The first serving bishop to be suspended in modern times has been reinstated after 20 months as the Archbishop of Canterbury offered an apology for his “ordeal”.
The Telegraph can reveal that Christopher Lowson, who was the Bishop of Lincoln from 2011 until his suspension in May 2019, will now begin the process of resuming his former role.
Not only has he had his suspension lifted, but his Permission to Officiate (PTO), which acts as a licence to minister, has also been reinstated.
Bishop Lowson was suspended from office in an unprecedented move following allegations that he “failed to respond appropriately to safeguarding disclosures” regarding children and vulnerable people.
His suspension marked the first time that such sanctions had been imposed on a bishop since Elizabethan times.
Bishop Lowson is understood to be “relieved that the CDM process is over and fully respects its outcome.” He has accepted a penalty for misconduct in relation to the management of one safeguarding issue and issued an apology.

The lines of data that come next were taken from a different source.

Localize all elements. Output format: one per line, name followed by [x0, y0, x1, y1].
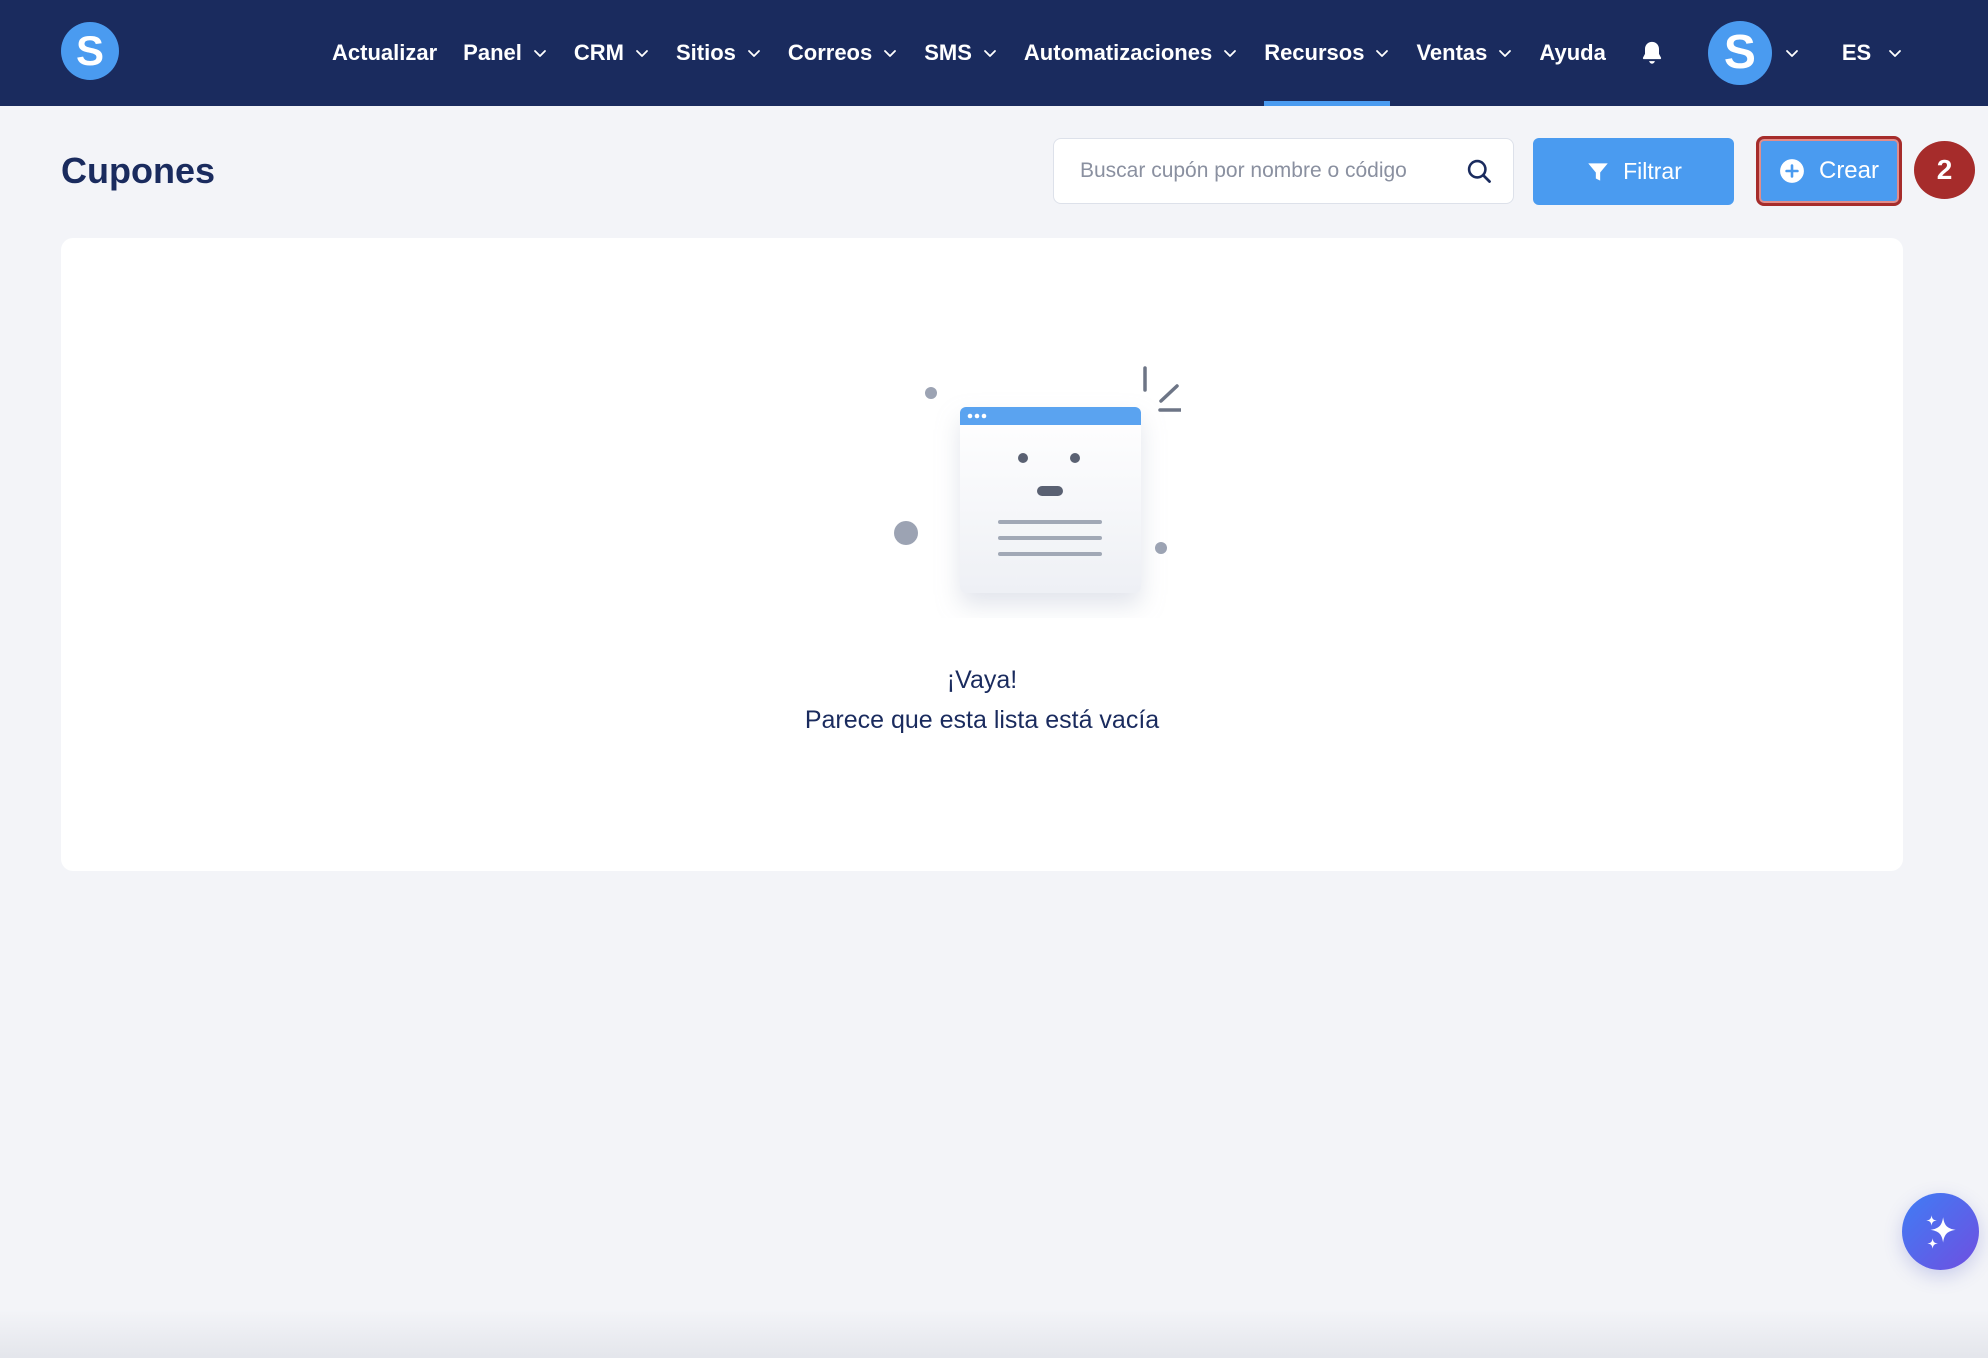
- bottom-shadow: [0, 1310, 1988, 1358]
- search-box: [1053, 138, 1514, 204]
- chevron-down-icon: [1376, 50, 1389, 57]
- chevron-down-icon: [1785, 50, 1798, 57]
- nav-item-label: Recursos: [1264, 40, 1365, 65]
- empty-state-title: ¡Vaya!: [946, 666, 1018, 694]
- create-button-label: Crear: [1818, 157, 1879, 184]
- filter-button-label: Filtrar: [1623, 158, 1682, 184]
- nav-item-label: Panel: [463, 40, 522, 65]
- sparkles-icon: [1925, 1214, 1956, 1249]
- main-menu: Actualizar Panel CRM Sitios Correos SMS …: [332, 0, 1903, 106]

However, he also criticised the church over “the length of the process [which] has not benefited anyone”.
Details of his PTO being reinstated, and his suspension being lifted come just days after the former Archbishop of Canterbury, Lord Carey, spoke out over church disciplinary measures.
Lord Carey criticised the Church of England’s “brutal” treatment of him over allegations that he covered up abuse, saying that both survivors and clergy face a “culture of fear” after he had his PTO reinstated following a seven month hiatus.
The current Archbishop of Canterbury, the Most Rev Justin Welby, who sanctioned Bishop Lowson’s suspension in 2019, last night apologised to Bishop Lowson for having to “endure such an ordeal over the last 20 months”.
He said: “I have expressed my regret to Christopher and am very grateful to him for the gracious way he has responded.
“I want to make it clear that I am fully supportive of Christopher returning to ministry as the Bishop of Lincoln.